Como organizar a resistência aos ataques aos direitos?
O que fazer após o afastamento da presidenta Dilma Rousseff, concretizado no dia 12 de maio? O Le Monde Diplomatique Brasil convidou pensadores e lutadores sociais de diversos matizes para debater como lidar com a crise e trabalhar com certos elementos, como a guerra das ideias, as eleições municipais de outubro e a orGuilherme Carvalho
A
própria pergunta nos conduz a outra indagação: os ataques aos direitos não estão ocorrendo antes mesmo dessa crise que levou ao afastamento de Dilma Rousseff da Presidência da República? Aliás, do ponto de vista de quem desenvolve a resistência na Amazônia contra o modelo hegemônico de desenvolvimento, pouco muda de substancial, seja com Michel Temer ou Aécio Neves à frente do Executivo. A Amazônia historicamente tem sido encarada como uma região que se presta a atender a interesses que lhe são estranhos, para viabilizar a acumulação ampliada de capital no Brasil ou no exterior. E assim continuou mesmo nos governos petistas. Isso de modo algum significa desconhecer os avanços ocorridos durante a gestão do PT, mas tão somente evidenciar que pouco mudou na nossa condição de colonizados: continuamos a exportar energia aos centros econômicos mais poderosos, enquanto as mazelas socioambientais aqui se propagam, a expropriação dos territórios dos povos originários e comunidades tradicionais aceleraram-se de modo vertiginoso, os IDHs amazônicos são vergonhosos e mantiveram-se mesmo com a relativa melhoria ocorrida no Brasil. A violação de direitos é parte constitutiva desse processo. É o combustível que movimenta a máquina, devidamente azeitada pelas medidas do Estado brasileiro na forma de flexibilização da legislação ambiental, da criminalização dos movimentos sociais, da desconstrução das conquistas inscritas na Constituição de 1988 e dos pactos entre as elites para perpetuar um modelo fundado na exploração intensiva dos recursos naturais e na financeirização da natureza.

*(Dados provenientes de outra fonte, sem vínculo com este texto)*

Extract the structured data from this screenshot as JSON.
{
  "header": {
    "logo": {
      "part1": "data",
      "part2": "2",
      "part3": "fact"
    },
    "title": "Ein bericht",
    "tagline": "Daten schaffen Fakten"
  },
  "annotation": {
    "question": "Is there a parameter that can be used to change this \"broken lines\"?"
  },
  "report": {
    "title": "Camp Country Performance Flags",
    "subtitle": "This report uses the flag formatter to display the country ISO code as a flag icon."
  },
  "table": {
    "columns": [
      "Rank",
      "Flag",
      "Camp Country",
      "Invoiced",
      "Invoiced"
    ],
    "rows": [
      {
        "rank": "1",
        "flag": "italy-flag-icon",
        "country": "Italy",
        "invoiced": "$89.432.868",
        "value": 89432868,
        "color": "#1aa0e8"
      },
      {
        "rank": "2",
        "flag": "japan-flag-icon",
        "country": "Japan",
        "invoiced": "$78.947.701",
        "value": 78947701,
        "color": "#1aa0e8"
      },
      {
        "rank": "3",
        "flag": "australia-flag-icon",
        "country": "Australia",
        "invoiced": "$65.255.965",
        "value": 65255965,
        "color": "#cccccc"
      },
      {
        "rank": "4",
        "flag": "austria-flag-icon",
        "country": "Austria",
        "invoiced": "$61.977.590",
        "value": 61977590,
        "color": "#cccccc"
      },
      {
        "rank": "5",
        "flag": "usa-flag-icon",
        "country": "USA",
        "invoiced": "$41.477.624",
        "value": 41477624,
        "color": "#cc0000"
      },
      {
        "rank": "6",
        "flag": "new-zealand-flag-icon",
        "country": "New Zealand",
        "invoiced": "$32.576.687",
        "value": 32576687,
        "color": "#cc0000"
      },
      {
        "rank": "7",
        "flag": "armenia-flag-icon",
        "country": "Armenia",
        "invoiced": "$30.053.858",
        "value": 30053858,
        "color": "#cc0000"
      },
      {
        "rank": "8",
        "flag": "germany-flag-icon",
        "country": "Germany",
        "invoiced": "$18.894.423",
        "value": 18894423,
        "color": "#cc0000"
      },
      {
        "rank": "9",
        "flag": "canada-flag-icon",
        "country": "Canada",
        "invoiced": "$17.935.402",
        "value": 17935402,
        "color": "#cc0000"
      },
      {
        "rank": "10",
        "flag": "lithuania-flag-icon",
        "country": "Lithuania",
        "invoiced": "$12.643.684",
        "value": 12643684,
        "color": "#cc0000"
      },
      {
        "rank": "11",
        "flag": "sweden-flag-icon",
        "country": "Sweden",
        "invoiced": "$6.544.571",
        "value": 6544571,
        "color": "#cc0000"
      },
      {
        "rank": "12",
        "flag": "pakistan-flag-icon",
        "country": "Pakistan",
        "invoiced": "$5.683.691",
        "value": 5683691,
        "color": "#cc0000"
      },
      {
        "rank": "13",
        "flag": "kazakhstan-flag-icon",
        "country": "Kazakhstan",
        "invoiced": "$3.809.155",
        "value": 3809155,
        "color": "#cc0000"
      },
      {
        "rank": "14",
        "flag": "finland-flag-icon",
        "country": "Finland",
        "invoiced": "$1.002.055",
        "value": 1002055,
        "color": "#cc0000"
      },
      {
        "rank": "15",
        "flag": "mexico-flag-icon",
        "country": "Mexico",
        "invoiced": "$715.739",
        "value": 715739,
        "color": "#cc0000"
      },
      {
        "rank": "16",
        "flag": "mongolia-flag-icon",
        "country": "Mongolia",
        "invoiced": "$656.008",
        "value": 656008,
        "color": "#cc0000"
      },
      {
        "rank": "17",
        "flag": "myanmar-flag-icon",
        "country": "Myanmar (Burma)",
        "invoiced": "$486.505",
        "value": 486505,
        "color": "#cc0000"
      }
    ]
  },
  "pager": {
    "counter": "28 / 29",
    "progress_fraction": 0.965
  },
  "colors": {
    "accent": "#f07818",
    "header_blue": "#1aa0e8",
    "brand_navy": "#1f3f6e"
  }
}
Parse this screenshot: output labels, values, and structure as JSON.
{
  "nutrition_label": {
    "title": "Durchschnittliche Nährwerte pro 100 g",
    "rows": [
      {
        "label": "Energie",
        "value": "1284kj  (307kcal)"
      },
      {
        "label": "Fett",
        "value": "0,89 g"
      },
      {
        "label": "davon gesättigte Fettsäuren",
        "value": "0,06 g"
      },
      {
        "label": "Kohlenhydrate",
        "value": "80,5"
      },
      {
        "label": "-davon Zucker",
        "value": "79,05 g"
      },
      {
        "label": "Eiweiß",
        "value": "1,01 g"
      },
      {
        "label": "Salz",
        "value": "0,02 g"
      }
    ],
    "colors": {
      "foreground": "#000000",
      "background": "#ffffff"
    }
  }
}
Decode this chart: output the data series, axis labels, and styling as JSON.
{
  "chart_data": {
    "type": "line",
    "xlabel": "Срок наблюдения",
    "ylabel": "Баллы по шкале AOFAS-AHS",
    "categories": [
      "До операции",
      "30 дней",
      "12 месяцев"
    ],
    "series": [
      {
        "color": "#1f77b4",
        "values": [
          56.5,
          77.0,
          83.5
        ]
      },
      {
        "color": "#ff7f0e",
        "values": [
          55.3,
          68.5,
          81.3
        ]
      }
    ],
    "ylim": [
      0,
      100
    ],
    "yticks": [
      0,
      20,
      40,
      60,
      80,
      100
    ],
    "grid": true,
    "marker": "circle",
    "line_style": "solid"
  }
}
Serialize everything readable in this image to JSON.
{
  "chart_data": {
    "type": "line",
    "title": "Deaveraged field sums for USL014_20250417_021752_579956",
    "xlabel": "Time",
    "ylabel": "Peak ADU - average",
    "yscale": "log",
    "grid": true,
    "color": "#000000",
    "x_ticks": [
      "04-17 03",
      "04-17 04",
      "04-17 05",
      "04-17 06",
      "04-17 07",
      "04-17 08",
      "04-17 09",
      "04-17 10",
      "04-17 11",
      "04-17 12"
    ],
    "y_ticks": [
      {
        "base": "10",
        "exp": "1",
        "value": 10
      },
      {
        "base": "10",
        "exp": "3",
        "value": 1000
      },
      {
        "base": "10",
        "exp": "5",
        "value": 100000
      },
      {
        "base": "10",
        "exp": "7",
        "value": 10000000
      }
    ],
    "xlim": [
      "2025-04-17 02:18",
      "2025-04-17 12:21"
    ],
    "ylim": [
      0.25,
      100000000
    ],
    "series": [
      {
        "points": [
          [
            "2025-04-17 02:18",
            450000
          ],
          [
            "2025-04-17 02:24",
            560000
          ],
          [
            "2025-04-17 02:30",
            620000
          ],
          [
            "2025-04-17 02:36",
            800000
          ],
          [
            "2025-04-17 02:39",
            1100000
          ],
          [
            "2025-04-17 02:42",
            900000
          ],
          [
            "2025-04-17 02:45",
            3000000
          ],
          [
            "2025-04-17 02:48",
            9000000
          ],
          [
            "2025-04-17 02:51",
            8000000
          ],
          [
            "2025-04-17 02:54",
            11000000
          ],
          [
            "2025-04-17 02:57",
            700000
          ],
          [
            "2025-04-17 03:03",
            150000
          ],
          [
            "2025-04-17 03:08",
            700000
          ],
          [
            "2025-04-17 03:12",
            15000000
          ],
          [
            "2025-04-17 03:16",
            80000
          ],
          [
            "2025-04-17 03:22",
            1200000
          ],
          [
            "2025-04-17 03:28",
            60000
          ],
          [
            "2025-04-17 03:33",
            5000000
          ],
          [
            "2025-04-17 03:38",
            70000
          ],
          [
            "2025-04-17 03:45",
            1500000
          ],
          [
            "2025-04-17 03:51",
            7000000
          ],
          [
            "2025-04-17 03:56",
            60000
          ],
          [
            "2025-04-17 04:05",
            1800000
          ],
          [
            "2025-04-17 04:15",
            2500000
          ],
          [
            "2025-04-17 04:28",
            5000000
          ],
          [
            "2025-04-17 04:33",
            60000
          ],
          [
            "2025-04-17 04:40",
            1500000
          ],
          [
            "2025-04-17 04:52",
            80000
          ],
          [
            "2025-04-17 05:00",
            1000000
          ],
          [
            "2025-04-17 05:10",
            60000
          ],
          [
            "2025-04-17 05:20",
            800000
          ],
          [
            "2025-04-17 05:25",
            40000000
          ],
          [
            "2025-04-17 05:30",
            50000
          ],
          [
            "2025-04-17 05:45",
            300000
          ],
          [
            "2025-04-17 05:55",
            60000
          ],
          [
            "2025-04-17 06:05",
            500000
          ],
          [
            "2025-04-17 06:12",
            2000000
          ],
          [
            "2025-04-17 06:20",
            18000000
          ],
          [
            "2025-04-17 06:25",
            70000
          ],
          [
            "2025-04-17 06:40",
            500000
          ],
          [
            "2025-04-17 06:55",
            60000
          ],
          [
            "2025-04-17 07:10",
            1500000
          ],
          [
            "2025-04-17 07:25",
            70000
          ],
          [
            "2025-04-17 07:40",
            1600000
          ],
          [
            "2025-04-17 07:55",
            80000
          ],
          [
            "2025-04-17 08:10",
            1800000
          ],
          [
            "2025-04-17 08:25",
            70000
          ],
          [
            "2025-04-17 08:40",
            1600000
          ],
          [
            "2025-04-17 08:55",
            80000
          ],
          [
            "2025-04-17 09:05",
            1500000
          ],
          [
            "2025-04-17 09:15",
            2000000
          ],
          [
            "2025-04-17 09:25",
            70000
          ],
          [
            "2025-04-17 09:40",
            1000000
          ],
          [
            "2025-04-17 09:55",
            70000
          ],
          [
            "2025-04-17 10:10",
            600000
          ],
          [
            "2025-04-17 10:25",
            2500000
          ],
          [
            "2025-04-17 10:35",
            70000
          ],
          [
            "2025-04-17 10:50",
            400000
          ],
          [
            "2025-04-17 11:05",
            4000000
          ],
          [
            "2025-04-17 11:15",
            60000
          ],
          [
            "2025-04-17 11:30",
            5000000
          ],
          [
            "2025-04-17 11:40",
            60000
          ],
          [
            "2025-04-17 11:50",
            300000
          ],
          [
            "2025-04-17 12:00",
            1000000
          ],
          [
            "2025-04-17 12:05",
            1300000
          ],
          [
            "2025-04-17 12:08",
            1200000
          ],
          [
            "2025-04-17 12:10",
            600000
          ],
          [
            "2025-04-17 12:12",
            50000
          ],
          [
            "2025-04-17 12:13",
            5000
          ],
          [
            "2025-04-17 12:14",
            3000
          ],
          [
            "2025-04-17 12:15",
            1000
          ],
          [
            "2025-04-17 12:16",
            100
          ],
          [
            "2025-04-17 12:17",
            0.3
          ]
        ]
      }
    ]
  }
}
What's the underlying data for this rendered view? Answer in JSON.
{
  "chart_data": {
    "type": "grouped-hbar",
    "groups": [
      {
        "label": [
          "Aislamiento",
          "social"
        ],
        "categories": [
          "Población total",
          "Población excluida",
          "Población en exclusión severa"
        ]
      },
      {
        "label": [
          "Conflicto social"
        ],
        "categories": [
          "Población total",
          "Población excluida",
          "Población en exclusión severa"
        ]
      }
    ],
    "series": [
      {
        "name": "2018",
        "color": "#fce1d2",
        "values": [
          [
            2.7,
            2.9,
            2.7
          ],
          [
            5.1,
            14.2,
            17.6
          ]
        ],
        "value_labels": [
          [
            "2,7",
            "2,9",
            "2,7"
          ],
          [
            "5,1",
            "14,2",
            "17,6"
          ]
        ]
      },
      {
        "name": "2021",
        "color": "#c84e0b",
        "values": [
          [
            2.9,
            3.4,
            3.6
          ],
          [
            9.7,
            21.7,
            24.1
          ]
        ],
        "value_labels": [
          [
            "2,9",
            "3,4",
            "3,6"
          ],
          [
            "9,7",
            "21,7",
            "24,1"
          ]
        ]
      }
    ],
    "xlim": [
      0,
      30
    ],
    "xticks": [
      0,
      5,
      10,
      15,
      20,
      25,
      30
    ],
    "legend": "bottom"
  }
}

Indígenas, ribeirinhos, extrativistas, quilombolas, agricultores familiares e organizações de mulheres são alguns dos principais protagonistas da resistência e da construção de alternativas nesta região. É cada vez maior o entendimento de que não lutam contra uma ou outra empresa, contra um ou outro governo, mas contra um bloco de poder profundamente articulado desde o plano local até o internacional. Daí o avanço do debate acerca do trabalho em rede, que é muito mais do que criar fóruns ou instâncias correlatas; é construir estratégias fundadas em articulações de outro tipo, que possibilitem trazer as lutas das florestas para dentro dos espaços urbanos, fundamentem-se em outros paradigmas de relação entre sociedade e natureza – e aqui cabe ressaltar o avanço na reflexão sobre o bem viver –, rompam as fronteiras nacionais – o VIII Fórum Social Pan-Amazônico vai ocorrer no Peru, em abril do ano que vem –, promovam a interconexão entre as agendas de luta e articulem diferentes dimensões da vida: fim do patriarcado, segurança alimentar e nutricional, agroecologia, cidades sustentáveis e democráticas, direitos territoriais, democratização da comunicação etc. E, ao mesmo tempo, resgatem bandeiras históricas dos movimentos sociais, como a reforma agrária e a democratização da propriedade.
Fortalecer a democracia e suas instituições, enfrentar a tentativa das elites de criminalizar a política, avançar para além da crítica ao modelo de desenvolvimento para uma crítica da nossa própria civilização, somar forças na construção de uma verdadeira reforma política são outros elementos das plataformas que se colocam como estratégicas para quem vive, sonha e luta na e pela Amazônia.